William Brinkert's Blog

Devloper/Designer In Training

Ruby's Enumerable Method #group_by

Easy to use, but powerful

October 31, 2015

Ruby has a multitude of built in, ready to go methods that are flexible and powerful. So many in fact that if you are used to programming in other languages, like Java or C++, it might seem like you are cheating when writing Ruby code because they have done so much of the work for us. The trick sometimes is to find the right method for the job, and a lot of that comes down to your personal programming style and preference.

But you also need to know where you can look to find methods that may be useful for your purposes. That could be a very large topic, so let's just look at some types of objects you might often find yourself using, such as arrays and hashes. Both arrays and hashes are their own distinct classes. Each class has its own set of methods. You can find this information in the Ruby API documentation for arrays here and for hashes here. But both arrays and hashes can also use the module Enumerable and you can find that documentation here. So what is the difference between a Class and Module? Classes are about Objects which can have instances. Modules are more abstract and they provide methods that can be used across multiple Classes. You cannot have an instance of a Module - it is more like a library of goodies that you can use on certain Classes that have an interface with that Module.

Today we are going to look at the method #group_by which can be found in the Module Enumerable. To quote directly from the Ruby 2.2.3 API:

group_by {|obj| block} → a_hash

group_by → an_enumerator

Groups the collection by the result of the block. Returns a hash where the keys are the evaluated result from the block and the values are the arrays of elements in the collection that correspond to the key. If no block is given, an enumerator is returned instead.

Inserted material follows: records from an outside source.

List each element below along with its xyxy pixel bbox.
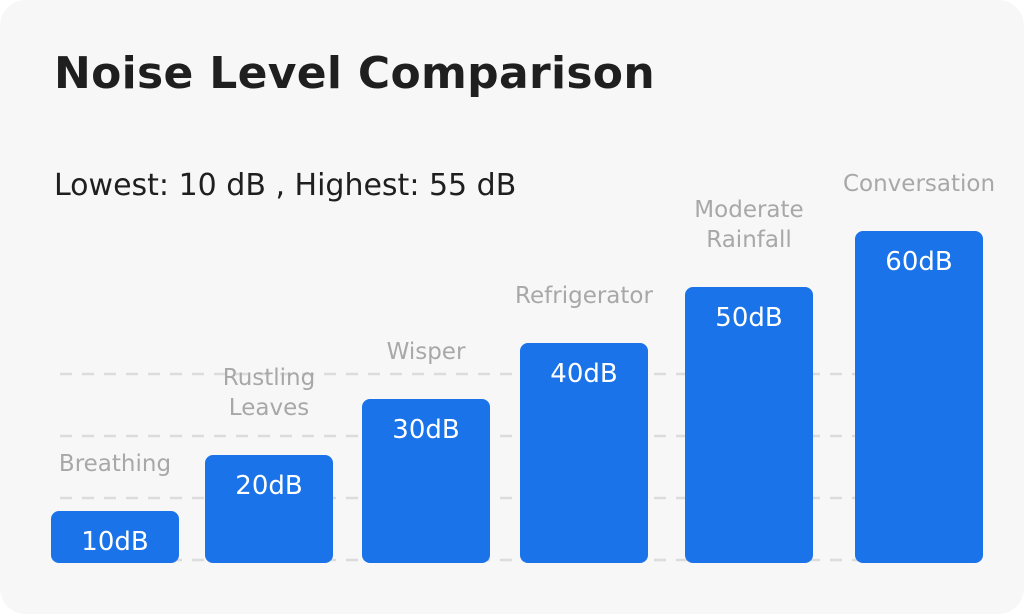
bar: [362, 399, 490, 563]
category-label: Rustling: [223, 365, 315, 391]
bar-value-label: 20dB: [235, 471, 302, 501]
category-label: Breathing: [59, 451, 171, 477]
category-label: Leaves: [229, 395, 309, 421]
bar-value-label: 30dB: [392, 415, 459, 445]
bar: [205, 455, 333, 563]
bar: [520, 343, 648, 563]
category-label: Moderate: [694, 197, 803, 223]
category-label: Rainfall: [706, 227, 792, 253]
bar: [855, 231, 983, 563]
bar: [51, 511, 179, 563]
category-label: Wisper: [387, 339, 466, 365]
bar: [685, 287, 813, 563]
category-label: Refrigerator: [515, 283, 653, 309]
bar-value-label: 40dB: [550, 359, 617, 389]
chart-subtitle: Lowest: 10 dB , Highest: 55 dB: [54, 168, 517, 203]
bar-value-label: 10dB: [81, 527, 148, 557]
bar-value-label: 60dB: [885, 247, 952, 277]
bar-value-label: 50dB: [715, 303, 782, 333]
chart-title: Noise Level Comparison: [54, 48, 655, 99]
category-label: Conversation: [843, 171, 995, 197]
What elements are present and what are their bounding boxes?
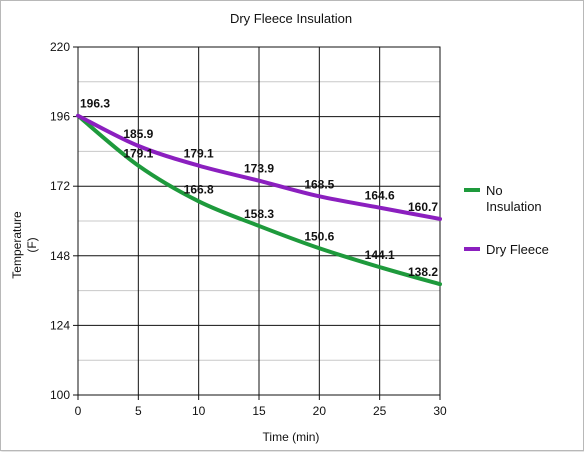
y-tick-label: 172 [50, 179, 70, 193]
data-label: 138.2 [408, 265, 438, 279]
x-tick-label: 25 [373, 404, 387, 418]
axes: 100 124 148 172 196 220 0 5 10 15 20 25 30 [50, 40, 447, 418]
data-label: 166.8 [184, 182, 214, 196]
data-labels: 179.1 166.8 158.3 150.6 144.1 138.2 196.3 185.9… [80, 97, 438, 279]
legend-label: Dry Fleece [486, 242, 549, 257]
data-label: 185.9 [123, 127, 153, 141]
x-tick-label: 15 [252, 404, 266, 418]
x-axis-label: Time (min) [263, 430, 320, 444]
data-label: 168.5 [304, 177, 334, 191]
data-label: 150.6 [304, 229, 334, 243]
legend-label: Insulation [486, 199, 542, 214]
series-group [76, 113, 442, 287]
x-tick-label: 20 [313, 404, 327, 418]
data-label: 164.6 [365, 189, 395, 203]
y-axis-label-line-2: (F) [25, 237, 39, 252]
y-tick-label: 100 [50, 388, 70, 402]
chart-title: Dry Fleece Insulation [230, 11, 352, 26]
data-label: 173.9 [244, 162, 274, 176]
x-tick-label: 30 [433, 404, 447, 418]
y-axis-label: Temperature (F) [10, 211, 39, 279]
data-label: 144.1 [365, 248, 395, 262]
y-tick-label: 220 [50, 40, 70, 54]
data-label: 160.7 [408, 200, 438, 214]
y-axis-label-line-1: Temperature [10, 211, 24, 279]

And they provide a helpful little example so that you can see what the method does>

(1..6).group_by { |i| i%3 } #=> {0 => [3, 6], 1 => [1, 4], 2 => [2, 5]}

So group_by in this case takes each element in the block and finds the answer to i % 3. For each answer type it gets it builds an array of elements that yield the same answer. The answer value is stored as the Key in the hash and the array of elements which yield the same answer are stored as the corresponding Value. Looking at our returned hash we see that zero occurs when either 3 or 6 are evaluated by i % 3. Each distinct possible answer generated by the evaluation of the expression in the block will result in a new key/value pair being added to the hash.

Now, that example might not seems to jump off the page as particularly exciting or useful. But let's look at other ways that we could use this handy method. It's power is in the ability to take a collection of data and group it in some or any way that might be useful to us. It can be an extremely useful tool if you need to figure out the frequency with which a certain things is happening. Take a look at this code below:

set = []
1000.times {set << rand(100)} #create a random data set
grp = set.group_by { |x| x }
sorted_groups = grp.sort_by { |k, v| k }
sorted_group.each do |k, v|
print "#{k} : "
puts "*" * v.length
end

The output of this program looks something like this:

0 :****************************************************************************
1 :*********************************************************************
2 :*******************************************************************
3 :***************************************************************************
4 :****************************************************************
5 :******************************************************************************
6 :*****************************************************************
7 :***********************************************************************
8 :*****************************************************************
9 :**********************************************************************

The data set here is arbitrary and generated randomly, but the point is that group_by easily groups the data so that we can see the frequency with which certain numbers (or ranges of numbers) are occuring in any given data set. That is a wonderful tool for data analysis! Interesting to note that Ruby's random number generator don't evenly distribute numbers over this many iterations, which is to be expected. But try this code snippet out on your own and you'll find that if you run about a million iterations, the rand operator does almost completely flatten out to about 0.1% variance between values ranging from 0 to 9.

But how about a less mathy/geeky application? Suppose you have a data collection of people and their addresses and you want to separate them into groups depending on what state the live in. Group_by can easily and handily do this for you without having to write loops and conditionals. Check out this last code snippet to see how you could do this with both arrays and hashes.

peeps = [["john", "ca"], ["sam", "ny"], ["sara", "ca"], ["lucy", "ny"]]
people = peeps.to_h
sorted_peeps = peeps.group_by { |e| e[1]}
sorted_people = people.group_by { |k, v| v}
puts sorted_peeps
puts sorted_people

And the output from that would be:

{"ca"=>[["john", "ca"], ["sara", "ca"]], "ny"=>[["sam", "ny"], ["lucy", "ny"]]}
{"ca"=>[["john", "ca"], ["sara", "ca"]], "ny"=>[["sam", "ny"], ["lucy", "ny"]]}

I hope this provides some insight into the power of Ruby's built in methods. Happy hunting!